Darfur rebel factions fighting threatens to unleash ethnic violence
July 27, 2006 (WASHINGTON) — Spreading clashes between rebel factions in Sudan’s western region of Darfur are threatening to unleash an ethnic conflict, United Nations officials, African Union officers and refugees said.
Forces loyal to rebel leader Minni Minawi in the past month have overrun North Darfur villages inhabited by the Fur people, Darfur’s largest ethnic group, which mainly supports a rival rebel faction headed by Abdelwahid Mohamed al-Nur.
Minawi, from the minority Zaghawa tribe, in a telephone interview yesterday, said he told President George W. Bush at a July 25 meeting in Washington that his troops weren’t attacking civilians. Minawi and the Sudanese government in May signed a peace agreement that was rejected by Nur’s faction in the Sudan Liberation Army.
“People fear it’s becoming more an inter-tribal conflict,” Cate Steains, the head of the Protection Unit of the UN Mission in Sudan in Darfur, said in a July 26 interview in Al-Fasher, capital of North Darfur. “The situation has deteriorated significantly. The level of fighting, the level of attacks and the level of displacement.”
A three-year war in Darfur between the government and SLA rebels killed tens of thousands of civilians and forced about 2.5 million from their homes in what the UN calls the world’s worst humanitarian crisis. The U.S. accused Sudan’s government and its militia allies, known as the Janjaweed, of committing genocide in Darfur.
While government and Minawi’s forces have stopped fighting each other, Minawi’s faction is battling Nur’s soldiers and a smaller rebel group known as the Justice and Equality Movement (JEM), said Major General Collins Ihekire, the commander of the African Union’s 7,000 soldiers in Darfur.
JANJAWEED TACTICS
Refugees from the recent fighting who live in grass huts outside the town of Tawilla described raids by Minawi’s Zaghawa kinsmen using tactics reminiscent of the Janjaweed.
“The Zaghawa came with cars and some riding camels and horses and attacked us,” said Hawa Ibrahim Sala, a 57-year-old mother of six who arrived in Tawilla a week ago from a village about 10 miles (16 kilometers) to the north. “They looted our camels, our clothes, our food and beat us with sticks.”
Those displaced by the fighting have reported beatings, rapes and abductions of men between the ages of 18 and 40 and killings of others, said Steains.
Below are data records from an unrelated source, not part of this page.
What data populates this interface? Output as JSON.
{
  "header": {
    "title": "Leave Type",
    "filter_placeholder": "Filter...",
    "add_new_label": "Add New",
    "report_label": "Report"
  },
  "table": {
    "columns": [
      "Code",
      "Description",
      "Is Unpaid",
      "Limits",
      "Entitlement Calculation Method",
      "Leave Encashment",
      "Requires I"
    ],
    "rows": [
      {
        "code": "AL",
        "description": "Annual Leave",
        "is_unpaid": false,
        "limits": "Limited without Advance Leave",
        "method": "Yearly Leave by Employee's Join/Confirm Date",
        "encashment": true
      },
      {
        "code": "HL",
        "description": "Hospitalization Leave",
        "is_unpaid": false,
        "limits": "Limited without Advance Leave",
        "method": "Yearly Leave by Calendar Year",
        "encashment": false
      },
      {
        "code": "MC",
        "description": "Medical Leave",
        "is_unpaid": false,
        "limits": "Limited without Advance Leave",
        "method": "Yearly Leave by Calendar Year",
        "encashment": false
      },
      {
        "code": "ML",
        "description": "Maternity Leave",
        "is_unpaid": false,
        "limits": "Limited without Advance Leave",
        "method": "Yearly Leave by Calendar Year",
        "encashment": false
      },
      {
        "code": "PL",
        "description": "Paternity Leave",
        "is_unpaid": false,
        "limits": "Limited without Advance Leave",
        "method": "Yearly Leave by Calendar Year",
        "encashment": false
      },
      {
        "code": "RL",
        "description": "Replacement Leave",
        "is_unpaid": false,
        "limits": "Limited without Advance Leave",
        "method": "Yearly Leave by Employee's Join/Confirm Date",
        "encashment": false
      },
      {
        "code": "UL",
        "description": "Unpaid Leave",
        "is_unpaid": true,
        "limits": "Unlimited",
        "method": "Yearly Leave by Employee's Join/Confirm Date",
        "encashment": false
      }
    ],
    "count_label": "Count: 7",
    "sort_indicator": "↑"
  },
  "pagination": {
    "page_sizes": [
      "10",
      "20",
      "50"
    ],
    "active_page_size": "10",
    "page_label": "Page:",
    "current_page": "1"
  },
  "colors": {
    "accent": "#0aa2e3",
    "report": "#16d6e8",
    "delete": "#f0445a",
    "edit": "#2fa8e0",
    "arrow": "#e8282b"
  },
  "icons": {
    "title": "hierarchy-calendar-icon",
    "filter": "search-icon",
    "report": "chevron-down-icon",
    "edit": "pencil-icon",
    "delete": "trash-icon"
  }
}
Minawi, speaking in a telephone interview from Washington yesterday, denied his troops were guilty of such atrocities.
“Certain allegations have been made and are not true,” Minawi said. “I explained to President Bush that we are defending ourselves and he said you have the right to protect yourself but don’t attack civilians.”
SUPPLY LINES
The latest fighting in North Darfur centred on the village of Korma, which has been controlled by both Minawi’s and Nur’s forces since March.
After Nur’s faction captured Korma in June, Minawi’s fighters responded by targeting Fur villages throughout the area in an attempt to cut off Nur’s supply line, according to an African Union report.
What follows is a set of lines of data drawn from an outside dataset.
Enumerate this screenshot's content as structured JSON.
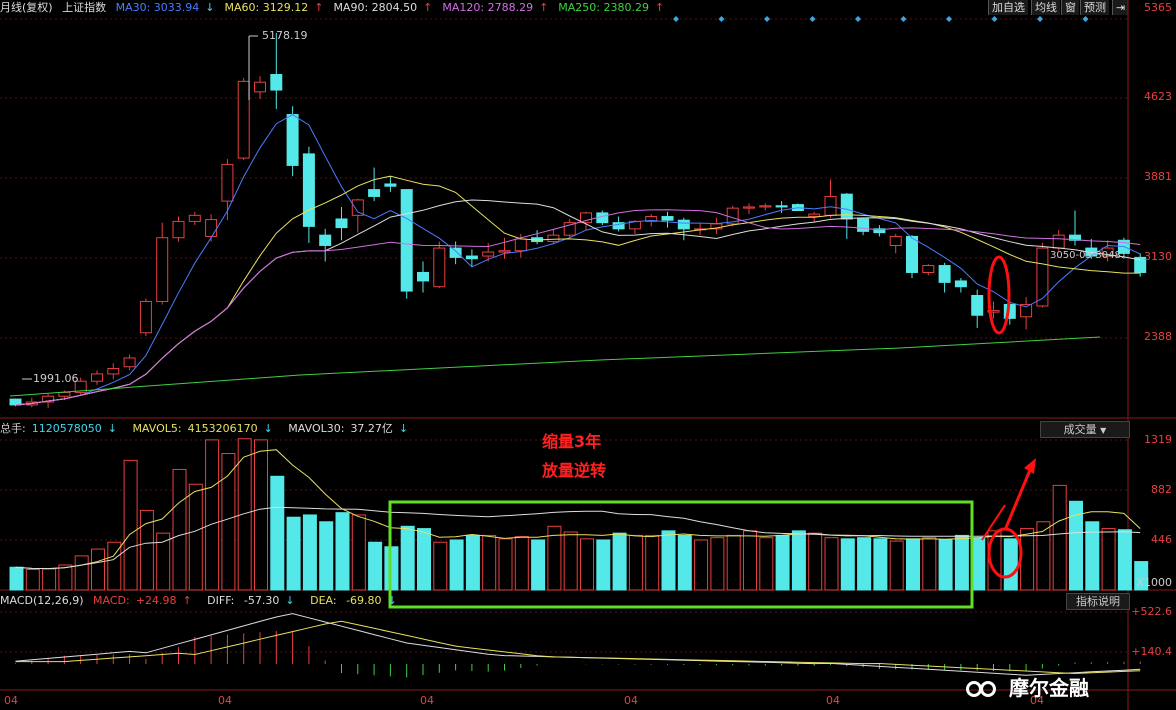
{
  "header": {
    "title": "月线(复权)",
    "index_name": "上证指数",
    "ma": [
      {
        "label": "MA30:",
        "value": "3033.94",
        "arrow": "↓",
        "color": "#4a7cff"
      },
      {
        "label": "MA60:",
        "value": "3129.12",
        "arrow": "↑",
        "color": "#e8e060"
      },
      {
        "label": "MA90:",
        "value": "2804.50",
        "arrow": "↑",
        "color": "#dddddd"
      },
      {
        "label": "MA120:",
        "value": "2788.29",
        "arrow": "↑",
        "color": "#d070e0"
      },
      {
        "label": "MA250:",
        "value": "2380.29",
        "arrow": "↑",
        "color": "#40d040"
      }
    ],
    "buttons": {
      "add": "加自选",
      "ma": "均线",
      "window": "窗",
      "forecast": "预测"
    }
  },
  "price_axis": [
    "5365",
    "4623",
    "3881",
    "3130",
    "2388"
  ],
  "annotations_price": {
    "high": "5178.19",
    "low": "1991.06",
    "last": "3050",
    "last2": "03",
    "last3": "3048."
  },
  "volume_header": {
    "total_label": "总手:",
    "total_value": "1120578050",
    "total_arrow": "↓",
    "mavol5_label": "MAVOL5:",
    "mavol5_value": "4153206170",
    "mavol5_arrow": "↓",
    "mavol30_label": "MAVOL30:",
    "mavol30_value": "37.27亿",
    "mavol30_arrow": "↓",
    "select": "成交量"
  },
  "volume_axis": [
    "1319",
    "882",
    "446",
    "X1000"
  ],
  "volume_annot": {
    "line1": "缩量3年",
    "line2": "放量逆转"
  },
  "macd_header": {
    "label": "MACD(12,26,9)",
    "macd_label": "MACD:",
    "macd_value": "+24.98",
    "macd_arrow": "↑",
    "diff_label": "DIFF:",
    "diff_value": "-57.30",
    "diff_arrow": "↓",
    "dea_label": "DEA:",
    "dea_value": "-69.80",
    "dea_arrow": "↓",
    "button": "指标说明"
  },
  "macd_axis": [
    "+522.6",
    "+140.4"
  ],
  "date_axis": [
    "04",
    "04",
    "04",
    "04",
    "04",
    "04"
  ],
  "watermark": "摩尔金融",
  "chart_data": {
    "type": "candlestick",
    "candles": [
      [
        2045,
        2015,
        2048,
        2008
      ],
      [
        2015,
        2030,
        2052,
        2003
      ],
      [
        2030,
        2060,
        2072,
        2000
      ],
      [
        2060,
        2080,
        2090,
        2040
      ],
      [
        2080,
        2140,
        2160,
        2070
      ],
      [
        2140,
        2180,
        2200,
        2120
      ],
      [
        2180,
        2210,
        2240,
        2150
      ],
      [
        2220,
        2270,
        2290,
        2200
      ],
      [
        2420,
        2620,
        2640,
        2400
      ],
      [
        2620,
        3080,
        3200,
        2600
      ],
      [
        3080,
        3210,
        3250,
        3050
      ],
      [
        3210,
        3260,
        3290,
        3180
      ],
      [
        3090,
        3225,
        3270,
        3050
      ],
      [
        3380,
        3710,
        3760,
        3220
      ],
      [
        3770,
        4580,
        4620,
        3750
      ],
      [
        4460,
        4570,
        4640,
        4380
      ],
      [
        4660,
        4480,
        5178.19,
        4270
      ],
      [
        4210,
        3700,
        4300,
        3600
      ],
      [
        3810,
        3170,
        3880,
        3040
      ],
      [
        3100,
        3020,
        3150,
        2900
      ],
      [
        3230,
        3160,
        3330,
        3060
      ],
      [
        3260,
        3390,
        3400,
        3120
      ],
      [
        3480,
        3420,
        3680,
        3380
      ],
      [
        3530,
        3510,
        3600,
        3460
      ],
      [
        3480,
        2690,
        3480,
        2638
      ],
      [
        2820,
        2760,
        2900,
        2680
      ],
      [
        2720,
        3000,
        3050,
        2710
      ],
      [
        3000,
        2930,
        3050,
        2880
      ],
      [
        2940,
        2920,
        2990,
        2860
      ],
      [
        2940,
        2970,
        3040,
        2900
      ],
      [
        2970,
        2980,
        3080,
        2920
      ],
      [
        2980,
        3070,
        3110,
        2930
      ],
      [
        3080,
        3050,
        3140,
        3030
      ],
      [
        3050,
        3100,
        3150,
        3030
      ],
      [
        3100,
        3200,
        3230,
        3080
      ],
      [
        3200,
        3280,
        3290,
        3140
      ],
      [
        3280,
        3200,
        3300,
        3180
      ],
      [
        3200,
        3150,
        3250,
        3130
      ],
      [
        3150,
        3210,
        3220,
        3110
      ],
      [
        3210,
        3250,
        3270,
        3170
      ],
      [
        3250,
        3220,
        3290,
        3160
      ],
      [
        3220,
        3150,
        3240,
        3060
      ],
      [
        3150,
        3150,
        3200,
        3100
      ],
      [
        3150,
        3190,
        3240,
        3110
      ],
      [
        3190,
        3320,
        3340,
        3170
      ],
      [
        3320,
        3330,
        3360,
        3270
      ],
      [
        3330,
        3340,
        3360,
        3300
      ],
      [
        3340,
        3330,
        3380,
        3280
      ],
      [
        3350,
        3300,
        3360,
        3300
      ],
      [
        3250,
        3270,
        3290,
        3200
      ],
      [
        3260,
        3420,
        3570,
        3240
      ],
      [
        3440,
        3230,
        3450,
        3070
      ],
      [
        3230,
        3130,
        3240,
        3100
      ],
      [
        3150,
        3120,
        3180,
        3090
      ],
      [
        3020,
        3090,
        3110,
        2960
      ],
      [
        3090,
        2820,
        3100,
        2780
      ],
      [
        2820,
        2870,
        2880,
        2800
      ],
      [
        2870,
        2750,
        2890,
        2680
      ],
      [
        2760,
        2720,
        2780,
        2680
      ],
      [
        2660,
        2530,
        2700,
        2450
      ],
      [
        2550,
        2560,
        2620,
        2510
      ],
      [
        2600,
        2510,
        2620,
        2470
      ],
      [
        2520,
        2600,
        2650,
        2440
      ],
      [
        2590,
        3000,
        3040,
        2580
      ],
      [
        3000,
        3100,
        3140,
        2980
      ],
      [
        3100,
        3060,
        3300,
        3020
      ],
      [
        3000,
        2940,
        3070,
        2920
      ],
      [
        2940,
        3000,
        3060,
        2900
      ],
      [
        3060,
        2960,
        3080,
        2920
      ],
      [
        2930,
        2820,
        2960,
        2790
      ]
    ],
    "volumes": [
      200,
      180,
      185,
      220,
      300,
      360,
      420,
      1140,
      700,
      500,
      1060,
      930,
      1320,
      1200,
      1330,
      1320,
      1000,
      640,
      660,
      600,
      680,
      660,
      420,
      380,
      560,
      540,
      420,
      440,
      480,
      480,
      450,
      470,
      440,
      560,
      510,
      450,
      440,
      500,
      480,
      480,
      520,
      480,
      440,
      460,
      480,
      520,
      460,
      480,
      520,
      500,
      460,
      450,
      460,
      450,
      430,
      450,
      460,
      440,
      480,
      460,
      520,
      450,
      540,
      600,
      920,
      780,
      600,
      540,
      530,
      250
    ],
    "ylim": [
      1800,
      5365
    ],
    "vol_ylim": [
      0,
      1319
    ]
  }
}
For villagers living in the area, it was further evidence that the Darfur peace agreement, mediated by the African Union and the U.S., has failed to end the fighting.
“After the signing of the agreement our life has become worse than before,” said Abakar Mohamed, a 44-year-old sheikh, or village leader who fled to Tawilla July 17. “Before, the two SLA groups were united, but because one side signed and other didn’t, now they are coming to attack us and loot our goods.”
PRIMORDIAL INSTINCTS
Nur’s decision not to sign the peace agreement has convinced most Fur civilians to reject it.
“They are following primordial instincts,” Major General Ihekire, the commander of the African Union’s contingent, said in an interview yesterday. “They don’t even want hear about it or see it, to hear alternative views that can convince them that this document is good.”
Nur wants changes to the peace accord to provide more political appointments for Darfurians, stronger guarantees about the disarmament of pro-government militias and greater compensation for war victims.
The refugees at Tawilla also said they need UN troops to be deployed in Darfur to protect them.
Sudanese President Omar Hassan al-Bashir has so far rejected calls by UN Secretary General Kofi Annan, the African Union and President Bush to permit the deployment of as many as 15,000 UN peacekeepers in Darfur.
“As long as it is two military factions fighting each other, it is one thing,” said Steains of the UN. “But once you get to the state that it is the people who have enormous animosity towards people of another group, this is where things can get very much out of control.”